How can initial segment of the set of all natural numbers is equal to itself

Question

I'm studying ordinal numbers in Halmos's book (page 75). After the definition of ordinal number, he proves that $w^+$ is an ordinal number where $w$ is the set of all natural numbers.

In the last part of the proof, he states that $s(w) = w$ "by definition of order" (where $s(w)$ is the initial segment of $w$). (I don't actually know which definition has been applied in this context)

I couldn't understand how $s(w) = w$ because as far as I know, we don't have the notion of $x \lt w$ where $x$ is a natural numbers (i think we only have the order defined on the set of natural number, in other words, we compare 2 natural numbers but not a natural number and the set of all natural numbers). And moreover, I think even if we can "compare" a natural number and $w$, how could we make sure that the initial segment of $w$ is equal to $w$ ? (i.e. I think there can be for example 2 times the number 1 appear in the initial segment i.e. $s(w) =$ {0; 1; 1; ...}).

Could you please help me out of this misunderstanding ? Thank you very much

An example of an ordinal number that is not a natural number is the set $w$ consisting of all the natural numbers. This means that we can ready "count" farther than we could before; whereas before the only numbers at our disposal were the elements of $w$, now we have $w$ itself.

We have also the successor $w^+$ of $w$; this set is ordered in the obvious way, and, moreover the obvious ordering is a well ordering that satisfies the condition imposed on ordinal numbers.

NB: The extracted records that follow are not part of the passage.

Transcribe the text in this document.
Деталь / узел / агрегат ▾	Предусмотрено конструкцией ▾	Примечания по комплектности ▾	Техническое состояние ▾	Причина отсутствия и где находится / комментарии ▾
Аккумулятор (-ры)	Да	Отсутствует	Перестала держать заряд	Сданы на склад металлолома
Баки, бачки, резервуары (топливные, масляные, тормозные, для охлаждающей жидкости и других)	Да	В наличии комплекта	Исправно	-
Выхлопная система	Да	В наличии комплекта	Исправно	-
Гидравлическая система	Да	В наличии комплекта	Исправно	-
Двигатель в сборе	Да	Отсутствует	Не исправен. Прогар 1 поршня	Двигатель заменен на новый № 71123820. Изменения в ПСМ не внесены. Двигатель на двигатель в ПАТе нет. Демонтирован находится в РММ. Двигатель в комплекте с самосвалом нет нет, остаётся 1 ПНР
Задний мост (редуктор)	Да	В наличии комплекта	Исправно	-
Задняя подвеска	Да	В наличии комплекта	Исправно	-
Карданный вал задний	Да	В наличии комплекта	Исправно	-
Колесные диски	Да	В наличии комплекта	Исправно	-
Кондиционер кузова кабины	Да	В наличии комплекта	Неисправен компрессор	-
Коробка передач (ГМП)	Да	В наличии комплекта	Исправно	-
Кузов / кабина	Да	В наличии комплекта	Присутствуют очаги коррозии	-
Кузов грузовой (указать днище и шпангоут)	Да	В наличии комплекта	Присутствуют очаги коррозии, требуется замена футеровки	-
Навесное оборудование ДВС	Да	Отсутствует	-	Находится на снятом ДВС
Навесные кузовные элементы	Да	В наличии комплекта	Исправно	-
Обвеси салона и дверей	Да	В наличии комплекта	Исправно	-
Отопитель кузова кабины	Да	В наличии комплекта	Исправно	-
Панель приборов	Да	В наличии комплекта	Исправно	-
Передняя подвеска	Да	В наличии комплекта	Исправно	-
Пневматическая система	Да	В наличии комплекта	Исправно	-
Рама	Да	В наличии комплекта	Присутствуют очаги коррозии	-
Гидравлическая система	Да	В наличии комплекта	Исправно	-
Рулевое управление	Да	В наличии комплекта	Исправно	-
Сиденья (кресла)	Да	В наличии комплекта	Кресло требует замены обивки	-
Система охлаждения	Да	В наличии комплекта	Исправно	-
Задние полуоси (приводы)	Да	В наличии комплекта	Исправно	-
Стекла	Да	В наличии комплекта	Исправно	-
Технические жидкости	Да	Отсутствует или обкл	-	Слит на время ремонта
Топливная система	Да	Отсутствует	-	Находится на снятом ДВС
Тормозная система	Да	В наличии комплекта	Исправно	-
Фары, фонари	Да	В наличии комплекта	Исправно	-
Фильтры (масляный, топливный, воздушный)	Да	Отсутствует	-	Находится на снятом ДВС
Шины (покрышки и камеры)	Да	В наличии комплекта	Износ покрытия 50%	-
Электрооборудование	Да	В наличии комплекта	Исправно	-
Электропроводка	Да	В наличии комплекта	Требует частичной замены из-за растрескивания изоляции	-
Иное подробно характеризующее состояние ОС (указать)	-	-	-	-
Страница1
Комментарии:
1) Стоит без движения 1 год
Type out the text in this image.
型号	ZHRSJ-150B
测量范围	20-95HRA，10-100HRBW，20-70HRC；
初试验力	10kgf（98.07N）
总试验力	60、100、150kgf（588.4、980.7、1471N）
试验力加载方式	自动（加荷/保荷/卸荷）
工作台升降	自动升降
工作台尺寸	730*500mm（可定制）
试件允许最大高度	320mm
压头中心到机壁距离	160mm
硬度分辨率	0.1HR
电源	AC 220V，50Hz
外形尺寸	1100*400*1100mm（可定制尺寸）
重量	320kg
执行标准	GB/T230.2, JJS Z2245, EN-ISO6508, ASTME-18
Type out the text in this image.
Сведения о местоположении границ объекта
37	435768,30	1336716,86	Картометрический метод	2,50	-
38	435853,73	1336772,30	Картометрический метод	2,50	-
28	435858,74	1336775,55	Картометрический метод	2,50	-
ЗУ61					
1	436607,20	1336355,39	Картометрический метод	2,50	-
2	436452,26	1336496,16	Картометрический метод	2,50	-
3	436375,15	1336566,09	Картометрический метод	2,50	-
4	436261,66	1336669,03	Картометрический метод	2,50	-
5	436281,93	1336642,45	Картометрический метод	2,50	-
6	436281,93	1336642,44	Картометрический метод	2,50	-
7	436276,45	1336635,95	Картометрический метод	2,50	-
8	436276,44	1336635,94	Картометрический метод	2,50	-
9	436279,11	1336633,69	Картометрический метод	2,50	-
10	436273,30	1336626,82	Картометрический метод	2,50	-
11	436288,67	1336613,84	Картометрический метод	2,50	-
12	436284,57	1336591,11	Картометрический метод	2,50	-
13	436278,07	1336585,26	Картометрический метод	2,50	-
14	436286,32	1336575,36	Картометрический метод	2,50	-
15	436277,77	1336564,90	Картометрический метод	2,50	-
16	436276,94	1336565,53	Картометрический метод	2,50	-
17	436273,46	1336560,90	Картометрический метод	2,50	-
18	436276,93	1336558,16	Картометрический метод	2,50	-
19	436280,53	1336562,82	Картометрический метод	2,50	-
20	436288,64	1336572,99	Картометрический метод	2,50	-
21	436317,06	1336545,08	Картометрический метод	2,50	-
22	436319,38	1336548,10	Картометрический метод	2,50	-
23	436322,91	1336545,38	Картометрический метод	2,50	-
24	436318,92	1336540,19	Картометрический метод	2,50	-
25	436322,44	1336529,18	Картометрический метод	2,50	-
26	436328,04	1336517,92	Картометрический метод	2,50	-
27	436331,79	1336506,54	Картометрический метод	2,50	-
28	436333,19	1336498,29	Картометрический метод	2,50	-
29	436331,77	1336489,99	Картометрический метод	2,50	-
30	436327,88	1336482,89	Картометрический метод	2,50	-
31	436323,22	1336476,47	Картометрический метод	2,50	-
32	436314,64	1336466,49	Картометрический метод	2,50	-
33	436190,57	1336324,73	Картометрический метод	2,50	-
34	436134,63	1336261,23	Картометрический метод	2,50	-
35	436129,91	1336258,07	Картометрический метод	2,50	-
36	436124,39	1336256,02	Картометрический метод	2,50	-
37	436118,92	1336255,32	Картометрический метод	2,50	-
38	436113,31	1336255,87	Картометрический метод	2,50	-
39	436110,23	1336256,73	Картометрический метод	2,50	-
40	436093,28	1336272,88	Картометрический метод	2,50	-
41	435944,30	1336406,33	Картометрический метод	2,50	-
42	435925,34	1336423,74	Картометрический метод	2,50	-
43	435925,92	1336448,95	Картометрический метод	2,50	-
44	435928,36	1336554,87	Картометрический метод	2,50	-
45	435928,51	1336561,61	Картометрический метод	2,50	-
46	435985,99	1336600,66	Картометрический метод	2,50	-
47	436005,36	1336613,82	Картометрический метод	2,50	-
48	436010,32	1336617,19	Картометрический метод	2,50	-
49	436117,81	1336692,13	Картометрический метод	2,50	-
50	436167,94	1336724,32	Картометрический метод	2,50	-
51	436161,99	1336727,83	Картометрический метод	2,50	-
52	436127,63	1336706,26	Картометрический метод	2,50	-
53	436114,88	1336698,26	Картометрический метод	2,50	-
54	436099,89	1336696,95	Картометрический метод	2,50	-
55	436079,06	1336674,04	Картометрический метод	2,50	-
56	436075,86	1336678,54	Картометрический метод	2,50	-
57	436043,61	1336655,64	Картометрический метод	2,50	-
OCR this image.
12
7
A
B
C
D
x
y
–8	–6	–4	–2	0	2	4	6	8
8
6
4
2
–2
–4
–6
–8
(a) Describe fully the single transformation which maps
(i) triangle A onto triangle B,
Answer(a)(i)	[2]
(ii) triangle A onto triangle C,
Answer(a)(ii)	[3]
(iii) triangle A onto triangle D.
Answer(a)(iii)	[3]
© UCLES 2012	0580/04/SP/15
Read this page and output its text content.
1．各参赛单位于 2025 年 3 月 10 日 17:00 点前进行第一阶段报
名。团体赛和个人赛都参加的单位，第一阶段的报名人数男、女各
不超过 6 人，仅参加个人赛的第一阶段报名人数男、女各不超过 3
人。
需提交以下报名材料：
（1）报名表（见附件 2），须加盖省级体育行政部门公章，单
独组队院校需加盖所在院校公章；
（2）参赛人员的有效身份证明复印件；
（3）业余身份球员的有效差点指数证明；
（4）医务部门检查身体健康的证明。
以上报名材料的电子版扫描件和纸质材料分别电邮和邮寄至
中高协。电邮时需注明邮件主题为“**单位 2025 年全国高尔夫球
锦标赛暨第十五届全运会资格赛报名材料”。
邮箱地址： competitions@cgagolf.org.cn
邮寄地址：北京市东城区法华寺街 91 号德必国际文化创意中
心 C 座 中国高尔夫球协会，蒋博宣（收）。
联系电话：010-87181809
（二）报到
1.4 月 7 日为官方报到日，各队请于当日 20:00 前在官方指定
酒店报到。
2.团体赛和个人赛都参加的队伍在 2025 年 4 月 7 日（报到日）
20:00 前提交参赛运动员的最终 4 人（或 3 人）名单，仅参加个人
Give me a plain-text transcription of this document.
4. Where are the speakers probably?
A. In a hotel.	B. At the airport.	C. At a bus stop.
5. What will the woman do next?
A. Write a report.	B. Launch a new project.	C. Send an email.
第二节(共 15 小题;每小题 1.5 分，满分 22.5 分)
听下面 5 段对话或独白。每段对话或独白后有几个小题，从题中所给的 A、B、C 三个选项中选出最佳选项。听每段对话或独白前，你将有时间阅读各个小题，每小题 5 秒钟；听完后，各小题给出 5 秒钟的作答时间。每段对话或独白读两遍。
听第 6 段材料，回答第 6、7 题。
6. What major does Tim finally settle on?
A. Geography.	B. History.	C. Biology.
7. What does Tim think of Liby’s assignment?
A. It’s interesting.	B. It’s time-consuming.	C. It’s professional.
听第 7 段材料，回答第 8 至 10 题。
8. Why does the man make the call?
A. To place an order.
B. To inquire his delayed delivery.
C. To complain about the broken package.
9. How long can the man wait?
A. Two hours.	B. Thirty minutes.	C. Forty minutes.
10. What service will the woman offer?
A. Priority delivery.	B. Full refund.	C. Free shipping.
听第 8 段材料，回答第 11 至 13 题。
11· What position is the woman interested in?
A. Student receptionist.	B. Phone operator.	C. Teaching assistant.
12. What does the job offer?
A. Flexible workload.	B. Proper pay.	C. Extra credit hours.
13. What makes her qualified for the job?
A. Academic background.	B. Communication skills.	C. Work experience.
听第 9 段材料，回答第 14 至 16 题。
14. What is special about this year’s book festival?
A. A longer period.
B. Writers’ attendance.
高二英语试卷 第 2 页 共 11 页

Indeed, if $x \in w^+$, then by the definition of successor, either $x \in w$ in which case we already know that $s(x) = x$ or else $x = w$, in which case $s(x) = w$, by the definition of order, so that again $s(x) = x$

Answer 1

Halmos defines an ordinal number in the paragraph before the ones you are quoting:

The chief application of the axiom of substitution is in extending the process of counting far beyond the natural numbers. From the present point of view, the crucial property of a natural number is that it is a well ordered set such that the initial segment determined by each element is equal to that element. (Recall that if $m$ and $n$ are natural numbers, then $m < n$ means $m\in n$; this implies that $\{m \in w: m < n\} = n$.) This is the property on which the extended counting process is based; the fundamental definition in this circle of ideas is due to von Neumann. An ordinal number is defined as a well ordered set a such that $s(x) = x$ for all $x$ in $\alpha$; here $s(x)$ is, as before, the initial segment $\{\eta \in\alpha: \eta < x\}$.

Since the initial segment of $x$ is $x$ itself, we must have that $y\in s(x)$ (which is the same as $y<x$) if and only if $y\in x$; in other words, the ordering of an ordinal set is the same as $\in$.

When Halmos says that $\omega^+$ is ordered in the obvius way, he means that elements of $\omega$ are ordered in the common way and $\omega$ is bigger than all of them (you can easily check that this is a well order), which matches with $m<n$ if and only if $m\in n$, because we already know this is true for $m, n\in\omega$, and we have $m<\omega$ for all $m\in\omega^+$ different from $\omega$, which are precisely the $m\in\omega$.